P.S. Technically, we don't have a peace treaty with Japan, because Japan doesn't want to recognize our control of the Kuril Islands and South Sakhalin. This hasn't really affected life in any way.
Tacitus  2 | 1254
1 day ago   #207
@Novichok

NATO arnies would already be as close

Are those "NATO armies" in the room with you? Nobody in NATO wanted to relocate armies to Eastern Europe.

Thanks to Putin's initial invasion of Ukraine in 2014, there are now NATO soldiers in thr Baltic states.

Thanks to Putin's invasion of 2022, St. Peterburg is now in close proximity to a NATO member state.

Putin is currently busy ruining the Russian army and economy while fighting a non-NATO state (whose membership would not even be remotely thinkeable without Russian agression).

Because precision wars

Nothing about the Russian conduct in these war is "precise". Not the sloppy initial push at Kiev. Nor the rockets and bombs dropped at civilians or how they destroy each and every village in their path. Russia just happens to have more men and material, so they can afford to spend them so carelessly, at least until now.

be as close to Moscow as yours were in 1941.

This isn't a rematch of the "Great Patriotic war". Russia is not fighting against a mighty agressor. They are the agressor, invading a much smaller country. And in a proud Russian tradition, they tend to do poorly when they can not wait for the enemy exhaust himself on their own soil while throwing serfs at them. Russia on its' own tends to do poorly. 1905, WWI, Finnland, Afghanistan, the examples are plenty. And China does not seem prepared to offer aid comparable to the American aid in WWII.
OP Bobko  28 | 2257
1 day ago   #208
WWI

In 1905, hostilities began after a surprise Japanese attack on our Pacific Fleet stationed in Port Arthur, Manchuria.

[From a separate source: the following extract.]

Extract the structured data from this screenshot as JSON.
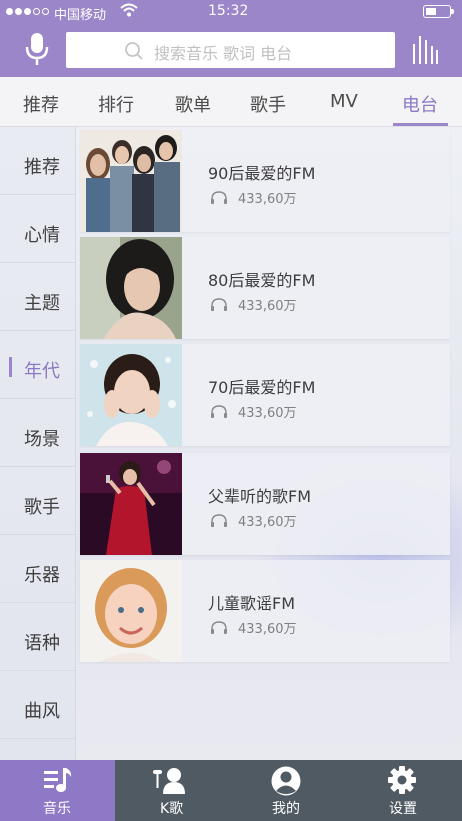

In WWI we were again not acting "on our own", but it was your Wilhelm II that started that - because he was a goddamned retard.

Finland - we won. Open a book if you are in doubt.

Afghanistan we won literally within 72 hrs. I think you mean we had issues supporting the socialist government against an Islamist insurgency fueled by the Saudis and the CIA.
Lenka  5 | 3523
1 day ago   #209
That seems far fetched, since I don't think Ukraine will ever sign a peace treaty.

I think the biggest problem is the fact they wouldn't have any guarantees it won't happen again. And again. And again.
OP Bobko  28 | 2257
1 day ago   #210
I think the biggest problem

The biggest problem is that any Ukrainian president which signs a conclusive peace treaty with Russia, recognizing that those territories are lost forever, would be a political dead man.

That is, unless the political landscape in Ukraine doesn't evolve in some unpredictable new direction, where they begin to instead place the blame on the West and experience major "Stockholm Syndrome" like the Georgians now.

In 2008, I could have never predicted that following our war against them, that one day there would be a government in Georgia that:

1) Refuses to provide Ukraine with the very same weapons Ukraine provided them in 2008

2) Daily talks about how Ukraine's government led it down a path of ruin by trusting the West, and that Georgia must learn from it

3) That would be asking us daily to lift visa restrictions and open our markets to Georgian exports

4) That would put Mikheil Saakashvilli in jail

So... I guess anything is possible.

There's already some small signs that the Ukrainian electorate is losing faith in the West. Maybe this will only grow, until one day it turns into full blown resentment.